The hair had been the only piece of physical evidence linking Claude Jones to the crime scene. But the DNA analysis found it did not belong to Jones and may have come from the murder victim.

Barry Scheck, cofounder of the Innocence Project, which worked on Jones' case, said the findings mean the evidence was insufficient under Texas law to convict Jones.

Jones, 60, a career criminal who steadfastly denied killing the liquor-store owner, was executed by injection Dec. 7, 2000, in the middle of the recount dispute in Florida that ended with Bush elected president.

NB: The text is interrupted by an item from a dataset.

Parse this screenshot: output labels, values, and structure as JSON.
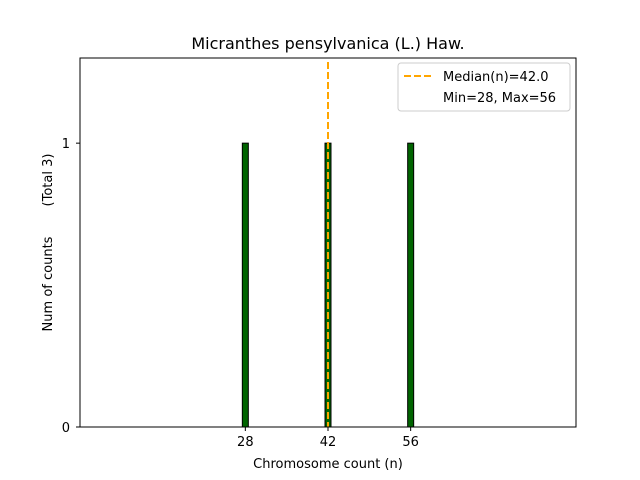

As the execution drew near, Jones pressed the governor's office for permission to do a DNA test on the hair. But the briefing papers Bush was given by his staff didn't include that request, and Bush denied a reprieve, according to state documents. - AP

ACLU sues over gay soldier's pay

ALBUQUERQUE, N.M. - The American Civil Liberties Union is suing the government on behalf of a gay former Air Force sergeant denied full separation pay after he was forced out under the "don't ask, don't tell" policy.

Former Staff Sgt. Richard Collins says he wants only what is given to other veterans who leave involuntarily.

The Air Force paid Collins $12,351 instead of the expected $25,702 when he was honorably discharged in 2006 after nine years. Separation pay is granted to military personnel who served at least six years but were involuntarily discharged. But the Defense Department has a list of conditions that trigger an automatic reduction in that pay, including homosexuality or homosexual conduct. That policy took effect in 1991, two years before the enactment of "don't ask, don't tell."

The ACLU seeks full pay for Collins and others affected by the policy. A Pentagon spokeswoman said the department could not comment on pending litigation. - AP

Elsewhere:

California Gov. Arnold Schwarzenegger is calling a special session of the Legislature to take up a $6 billion deficit that emerged just weeks after he signed the state budget.